# My Newest Project



## aasmitty757 (Jul 5, 2007)

Here's a picture of my newest project. Fairly rare 1934 Speed Line. It needs the front fork and the clad wheels chromed to look right but it's pretty complete. Just thought you might want to check it out.


----------



## militarymonark (Jul 5, 2007)

I wish I had some rare bikes like that. Oh well very nice bike how's it ride?


----------



## thebicyclejungle (Sep 5, 2012)

That's a nice looking speed lite bike! Yeah, I'd like to know how does it ride too.  Post more pictures too.


----------



## vintage2wheel (Sep 5, 2012)

that is a rare bike very nice kim


----------



## militarymonark (Sep 5, 2012)

holy thread resurrection lol


----------



## oskisan (Sep 5, 2012)

Who makes this bike? Is this a black hawk frame, tank, fenders, and fork? I know the chain ring and rear carrier are much different (and as a matter of fact, ones I have never seen before). Very nice score indeed!


----------



## aasmitty757 (Sep 5, 2012)

Yes, old thread! I do still have the bike. It is a Wards Speedline. Looks similar to a Blackhawks but many differences.


----------



## scrubbinrims (Sep 5, 2012)

This bicycle is made by HP Snyder and the Blackhawk is made by Westfield...that's the main difference with the Blackhawk being a twinbar frame...chunky tanks, same time period, but many differences.
Essentially a V200 badged for Montgomery Wards.
Chris


----------



## old hotrod (Sep 5, 2012)

Also features a twin top tube...that is the only 34-5 I have seen...other than mine of course


----------



## aasmitty757 (Sep 5, 2012)

Sad but funny! You ask how it rides; first look at the date of when I started this thread.... Now to answer you question, the picture is from the seller. When I received the bike I took it out of the box to check for damage and put it right back in the box where it sits today. I have never ridden it!


----------



## scrubbinrims (Sep 5, 2012)

Yeah, you're right Dave...helps having one!:o
Maybe I was thinking of the V-20 or a different model year V-200 as the 36 catalog doesn't clearly depict a twinbar V-200, but the K-20 looks to be.
Chris


----------



## old hotrod (Sep 6, 2012)

And I think the top tube changed in 36, probably due to too many manufactureres making similar twin top tube designs...


----------



## fuzzyktu (Sep 12, 2012)

Initially you said it was a project... What was the plan when you purchased it.  It looks great to me.  Any interest in selling it.  I will surely remove it from its box and ride it!!


----------



## THEGOLDENGREEK (Sep 12, 2012)

Very nice bike you have there. Is it all original paint?? Or has it been redone?? 

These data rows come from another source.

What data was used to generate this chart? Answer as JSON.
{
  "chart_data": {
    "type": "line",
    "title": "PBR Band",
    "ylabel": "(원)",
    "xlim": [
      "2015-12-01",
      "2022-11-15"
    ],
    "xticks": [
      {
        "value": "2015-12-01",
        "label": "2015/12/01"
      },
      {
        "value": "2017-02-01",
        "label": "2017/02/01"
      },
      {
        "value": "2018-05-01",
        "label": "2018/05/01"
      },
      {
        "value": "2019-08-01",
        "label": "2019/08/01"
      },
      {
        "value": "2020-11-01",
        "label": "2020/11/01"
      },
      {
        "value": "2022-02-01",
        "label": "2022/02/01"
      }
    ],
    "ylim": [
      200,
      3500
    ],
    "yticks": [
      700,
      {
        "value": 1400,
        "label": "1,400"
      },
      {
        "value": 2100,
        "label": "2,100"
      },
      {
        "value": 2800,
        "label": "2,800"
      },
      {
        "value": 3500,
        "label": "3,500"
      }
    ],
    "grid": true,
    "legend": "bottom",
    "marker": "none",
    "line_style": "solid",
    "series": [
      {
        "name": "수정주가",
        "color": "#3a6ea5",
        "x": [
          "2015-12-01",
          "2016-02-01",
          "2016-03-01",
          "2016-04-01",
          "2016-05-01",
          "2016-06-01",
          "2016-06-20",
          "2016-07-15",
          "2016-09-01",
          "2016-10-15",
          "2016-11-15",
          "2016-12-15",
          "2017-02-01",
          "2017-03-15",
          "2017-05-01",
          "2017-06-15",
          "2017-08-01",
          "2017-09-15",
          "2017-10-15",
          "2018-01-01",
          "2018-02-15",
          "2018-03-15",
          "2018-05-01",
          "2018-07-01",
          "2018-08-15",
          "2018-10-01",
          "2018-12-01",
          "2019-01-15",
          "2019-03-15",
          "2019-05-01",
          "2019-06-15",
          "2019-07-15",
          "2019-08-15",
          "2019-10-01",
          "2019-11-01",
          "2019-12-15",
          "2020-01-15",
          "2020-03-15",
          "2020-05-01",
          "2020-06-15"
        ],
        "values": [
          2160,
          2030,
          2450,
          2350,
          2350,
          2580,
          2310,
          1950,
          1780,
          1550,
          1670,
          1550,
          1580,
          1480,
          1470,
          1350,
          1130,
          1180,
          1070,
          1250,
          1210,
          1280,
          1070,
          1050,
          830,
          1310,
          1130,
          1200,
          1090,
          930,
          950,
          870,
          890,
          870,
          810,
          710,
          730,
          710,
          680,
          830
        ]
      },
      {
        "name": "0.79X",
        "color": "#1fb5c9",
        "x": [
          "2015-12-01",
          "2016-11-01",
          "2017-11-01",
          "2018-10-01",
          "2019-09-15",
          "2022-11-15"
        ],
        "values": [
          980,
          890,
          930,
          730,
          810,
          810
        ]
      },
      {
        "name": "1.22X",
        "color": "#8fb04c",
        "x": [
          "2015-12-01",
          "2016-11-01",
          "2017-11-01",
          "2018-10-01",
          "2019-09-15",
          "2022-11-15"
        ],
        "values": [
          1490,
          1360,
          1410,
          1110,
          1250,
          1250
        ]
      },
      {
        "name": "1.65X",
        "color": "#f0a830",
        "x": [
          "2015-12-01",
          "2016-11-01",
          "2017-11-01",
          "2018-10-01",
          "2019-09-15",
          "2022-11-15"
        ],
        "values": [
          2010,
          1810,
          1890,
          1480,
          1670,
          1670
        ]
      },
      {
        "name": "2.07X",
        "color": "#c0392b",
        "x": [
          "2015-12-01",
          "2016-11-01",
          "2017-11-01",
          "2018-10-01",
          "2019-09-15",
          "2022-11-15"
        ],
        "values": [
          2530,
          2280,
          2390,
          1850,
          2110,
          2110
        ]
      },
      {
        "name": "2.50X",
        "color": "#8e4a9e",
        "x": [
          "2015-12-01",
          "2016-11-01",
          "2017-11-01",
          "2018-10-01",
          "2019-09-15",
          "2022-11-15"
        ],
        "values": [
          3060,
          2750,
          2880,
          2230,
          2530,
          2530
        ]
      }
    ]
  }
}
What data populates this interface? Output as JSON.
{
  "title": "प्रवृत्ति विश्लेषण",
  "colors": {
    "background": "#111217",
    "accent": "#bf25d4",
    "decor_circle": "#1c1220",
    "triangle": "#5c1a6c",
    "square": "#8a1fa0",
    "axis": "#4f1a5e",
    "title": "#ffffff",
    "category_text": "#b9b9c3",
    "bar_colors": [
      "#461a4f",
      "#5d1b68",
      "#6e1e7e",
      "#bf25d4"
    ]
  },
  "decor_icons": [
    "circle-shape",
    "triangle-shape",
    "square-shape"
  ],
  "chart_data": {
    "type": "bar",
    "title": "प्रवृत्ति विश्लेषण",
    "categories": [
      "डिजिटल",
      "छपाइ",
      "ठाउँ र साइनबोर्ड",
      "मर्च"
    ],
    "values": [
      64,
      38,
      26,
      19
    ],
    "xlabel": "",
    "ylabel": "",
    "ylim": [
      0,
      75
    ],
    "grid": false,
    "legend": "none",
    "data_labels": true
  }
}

> All I have in this world is my balls and my word, and I don't break 'em for no one.


----------



## aasmitty757 (Sep 13, 2012)

fuzzyktu said:


> Initially you said it was a project... What was the plan when you purchased it.  It looks great to me.  Any interest in selling it.  I will surely remove it from its box and ride it!!




I consider it a project because the fork needs to to chrome plated and the rims should be plated. The bike is a repaint and suffered some paint chipping as a result of shipping, so it also needs some touching up. I'm not currently interested in selling it.
Thank you!


----------